- Born: October 25, 1956 (age 69) Cranbrook, British Columbia, Canada
- Height: 5 ft 11 in (180 cm)
- Weight: 180 lb (82 kg; 12 st 12 lb)
- Position: Right wing
- Shot: Right
- Played for: New York Rangers Edmonton Oilers Detroit Red Wings
- NHL draft: 6th overall, 1976 New York Rangers
- WHA draft: 12th overall, 1976 Cincinnati Stingers
- Playing career: 1976–1986

= Don Murdoch =

Canadian ice hockey player (born 1956)

Donald Walter Murdoch (born October 25, 1956) is a Canadian former professional ice hockey player.
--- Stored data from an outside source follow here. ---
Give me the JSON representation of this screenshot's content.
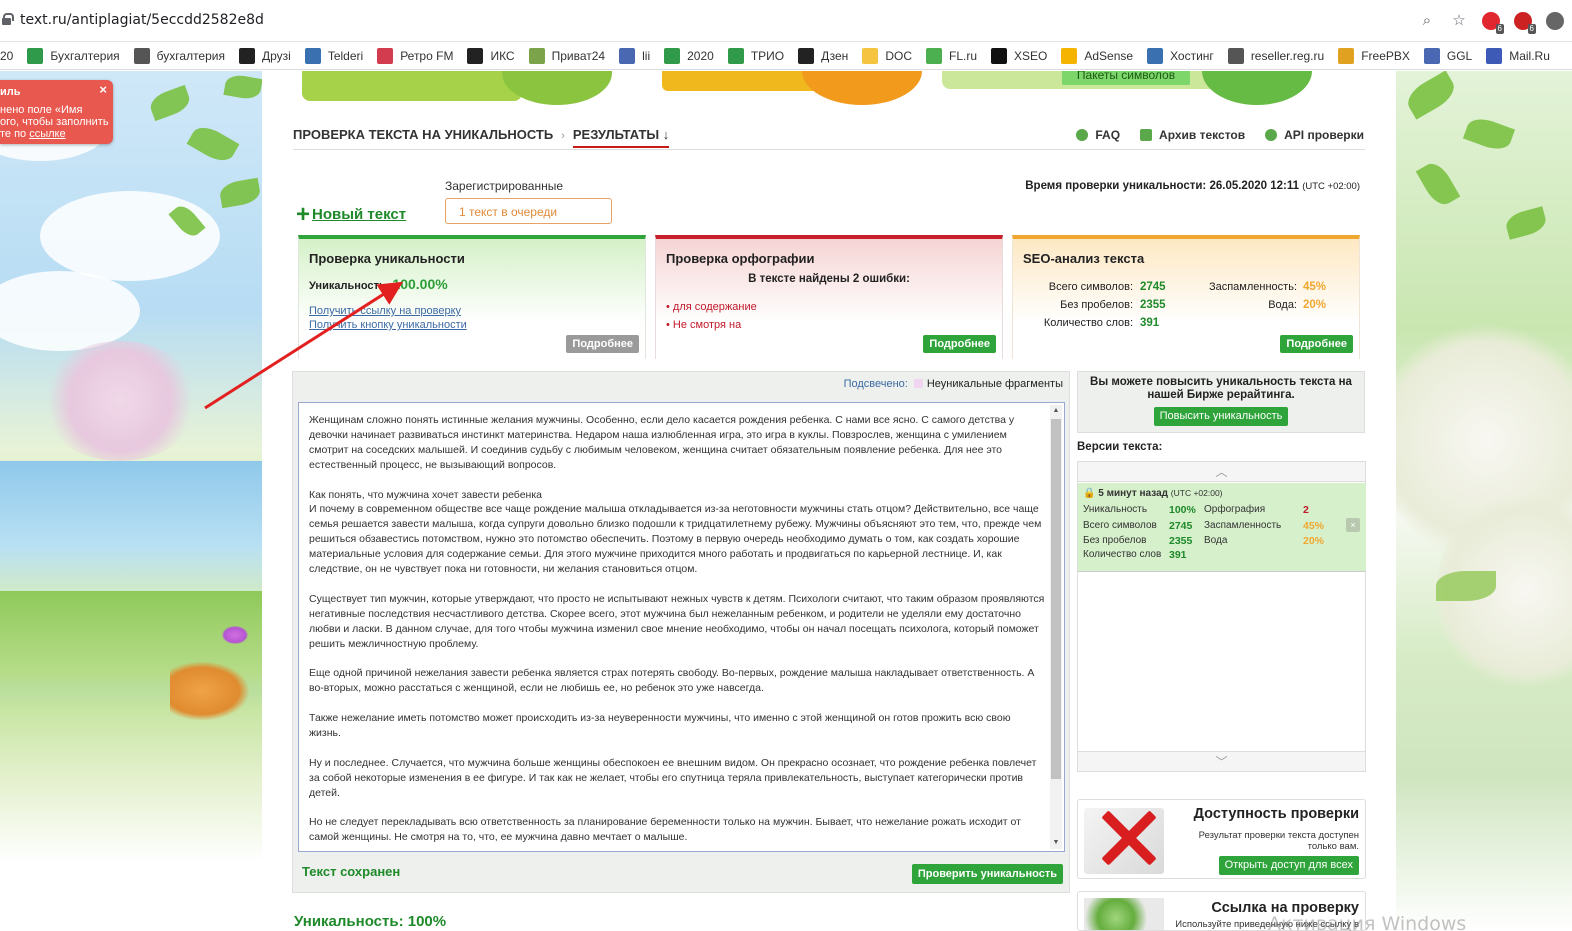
{
  "browser": {
    "url": "text.ru/antiplagiat/5eccdd2582e8d",
    "extension_badges": [
      "6",
      "6"
    ]
  },
  "bookmarks": [
    {
      "label": "20",
      "icon": "bookmark-icon",
      "color": "#ffffff"
    },
    {
      "label": "Бухгалтерия",
      "icon": "plus-icon",
      "color": "#2e9a4a"
    },
    {
      "label": "бухгалтерия",
      "icon": "gear-icon",
      "color": "#555555"
    },
    {
      "label": "Друзі",
      "icon": "clapper-icon",
      "color": "#222222"
    },
    {
      "label": "Telderi",
      "icon": "monitor-icon",
      "color": "#3a6fb0"
    },
    {
      "label": "Ретро FM",
      "icon": "radio-icon",
      "color": "#d33b4f"
    },
    {
      "label": "ИКС",
      "icon": "star-icon",
      "color": "#222222"
    },
    {
      "label": "Приват24",
      "icon": "privat-icon",
      "color": "#7aa34a"
    },
    {
      "label": "lii",
      "icon": "chart-icon",
      "color": "#4a67b1"
    },
    {
      "label": "2020",
      "icon": "plus-icon",
      "color": "#2e9a4a"
    },
    {
      "label": "ТРИО",
      "icon": "plus-icon",
      "color": "#2e9a4a"
    },
    {
      "label": "Дзен",
      "icon": "dzen-icon",
      "color": "#222222"
    },
    {
      "label": "DOC",
      "icon": "doc-icon",
      "color": "#f5c542"
    },
    {
      "label": "FL.ru",
      "icon": "fl-icon",
      "color": "#4caf50"
    },
    {
      "label": "XSEO",
      "icon": "xseo-icon",
      "color": "#111111"
    },
    {
      "label": "AdSense",
      "icon": "adsense-icon",
      "color": "#f4b400"
    },
    {
      "label": "Хостинг",
      "icon": "hosting-icon",
      "color": "#3a6fb0"
    },
    {
      "label": "reseller.reg.ru",
      "icon": "globe-icon",
      "color": "#555555"
    },
    {
      "label": "FreePBX",
      "icon": "freepbx-icon",
      "color": "#e0a020"
    },
    {
      "label": "GGL",
      "icon": "chart-icon",
      "color": "#4a67b1"
    },
    {
      "label": "Mail.Ru",
      "icon": "mail-icon",
      "color": "#3d5ab6"
    }
  ],
  "popup": {
    "title": "иль",
    "lines": [
      "нено поле «Имя",
      "ого, чтобы заполнить",
      "те по "
    ],
    "link": "ссылке",
    "close": "×"
  },
  "banner": {
    "packet_label": "Пакеты символов"
  },
  "breadcrumbs": {
    "item1": "ПРОВЕРКА ТЕКСТА НА УНИКАЛЬНОСТЬ",
    "separator": "›",
    "item2": "РЕЗУЛЬТАТЫ ↓"
  },
  "toplinks": {
    "faq": "FAQ",
    "archive": "Архив текстов",
    "api": "API проверки"
  },
  "new_text": {
    "plus": "+",
    "label": "Новый текст"
  },
  "registered": {
    "label": "Зарегистрированные",
    "queue": "1 текст в очереди"
  },
  "check_time": {
    "label": "Время проверки уникальности: 26.05.2020 12:11",
    "tz": "(UTC +02:00)"
  },
  "card_uniqueness": {
    "title": "Проверка уникальности",
    "uniq_label": "Уникальность:",
    "uniq_value": "100.00%",
    "link1": "Получить ссылку на проверку",
    "link2": "Получить кнопку уникальности",
    "more": "Подробнее"
  },
  "card_spelling": {
    "title": "Проверка орфографии",
    "summary": "В тексте найдены 2 ошибки:",
    "errors": [
      "• для содержание",
      "• Не смотря на"
    ],
    "more": "Подробнее"
  },
  "card_seo": {
    "title": "SEO-анализ текста",
    "total_label": "Всего символов:",
    "total_value": "2745",
    "nospace_label": "Без пробелов:",
    "nospace_value": "2355",
    "words_label": "Количество слов:",
    "words_value": "391",
    "spam_label": "Заспамленность:",
    "spam_value": "45%",
    "water_label": "Вода:",
    "water_value": "20%",
    "more": "Подробнее"
  },
  "text_panel": {
    "highlight_label": "Подсвечено:",
    "highlight_legend": "Неуникальные фрагменты",
    "content": "Женщинам сложно понять истинные желания мужчины. Особенно, если дело касается рождения ребенка. С нами все ясно. С самого детства у девочки начинает развиваться инстинкт материнства. Недаром наша излюбленная игра, это игра в куклы. Повзрослев, женщина с умилением смотрит на соседских малышей. И соединив судьбу с любимым человеком, женщина считает обязательным появление ребенка. Для нее это естественный процесс, не вызывающий вопросов.\n\nКак понять, что мужчина хочет завести ребенка\nИ почему в современном обществе все чаще рождение малыша откладывается из-за неготовности мужчины стать отцом? Действительно, все чаще семья решается завести малыша, когда супруги довольно близко подошли к тридцатилетнему рубежу. Мужчины объясняют это тем, что, прежде чем решиться обзавестись потомством, нужно это потомство обеспечить. Поэтому в первую очередь необходимо думать о том, как создать хорошие материальные условия для содержание семьи. Для этого мужчине приходится много работать и продвигаться по карьерной лестнице. И, как следствие, он не чувствует пока ни готовности, ни желания становиться отцом.\n\nСуществует тип мужчин, которые утверждают, что просто не испытывают нежных чувств к детям. Психологи считают, что таким образом проявляются негативные последствия несчастливого детства. Скорее всего, этот мужчина был нежеланным ребенком, и родители не уделяли ему достаточно любви и ласки. В данном случае, для того чтобы мужчина изменил свое мнение необходимо, чтобы он начал посещать психолога, который поможет решить межличностную проблему.\n\nЕще одной причиной нежелания завести ребенка является страх потерять свободу. Во-первых, рождение малыша накладывает ответственность. А во-вторых, можно расстаться с женщиной, если не любишь ее, но ребенок это уже навсегда.\n\nТакже нежелание иметь потомство может происходить из-за неуверенности мужчины, что именно с этой женщиной он готов прожить всю свою жизнь.\n\nНу и последнее. Случается, что мужчина больше женщины обеспокоен ее внешним видом. Он прекрасно осознает, что рождение ребенка повлечет за собой некоторые изменения в ее фигуре. И так как не желает, чтобы его спутница теряла привлекательность, выступает категорически против детей.\n\nНо не следует перекладывать всю ответственность за планирование беременности только на мужчин. Бывает, что нежелание рожать исходит от самой женщины. Не смотря на то, что, ее мужчина давно мечтает о малыше.",
    "saved": "Текст сохранен",
    "check_button": "Проверить уникальность"
  },
  "bottom_uniq": "Уникальность: 100%",
  "promo": {
    "text": "Вы можете повысить уникальность текста на нашей Бирже рерайтинга.",
    "button": "Повысить уникальность"
  },
  "versions": {
    "label": "Версии текста:",
    "item": {
      "when": "5 минут назад",
      "tz": "(UTC +02:00)",
      "uniq_label": "Уникальность",
      "uniq_value": "100%",
      "total_label": "Всего символов",
      "total_value": "2745",
      "nospace_label": "Без пробелов",
      "nospace_value": "2355",
      "words_label": "Количество слов",
      "words_value": "391",
      "spell_label": "Орфография",
      "spell_value": "2",
      "spam_label": "Заспамленность",
      "spam_value": "45%",
      "water_label": "Вода",
      "water_value": "20%",
      "close": "×"
    }
  },
  "access": {
    "title": "Доступность проверки",
    "text": "Результат проверки текста доступен только вам.",
    "button": "Открыть доступ для всех"
  },
  "link_card": {
    "title": "Ссылка на проверку",
    "text": "Используйте приведенную ниже ссылку в"
  },
  "watermark": "Активация Windows",
  "colors": {
    "green": "#2ea43a",
    "red": "#c9202e",
    "orange": "#f0a730",
    "link": "#3c6aa3"
  }
}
He played in the National Hockey League with the New York Rangers, Edmonton Oilers, and Detroit Red Wings between 1976 and 1982. He was featured in the 1979 Stanley Cup Final, playing with the Rangers.

==Playing career==
After a standout junior career with the Medicine Hat Tigers, Murdoch was selected 6th overall in the 1976 NHL Amateur Draft by the New York Rangers and joined the team that year as a 20-year-old. He scored 56 points in 59 games his rookie season, including a Rangers rookie record of 32 goals, and finished as runner-up for the Calder Trophy for best rookie. On October 12, 1976, Murdoch tied Howie Meeker's record for most goals in one game by a rookie with 5, against the Minnesota North Stars. A torn Achilles tendon ended his season in February.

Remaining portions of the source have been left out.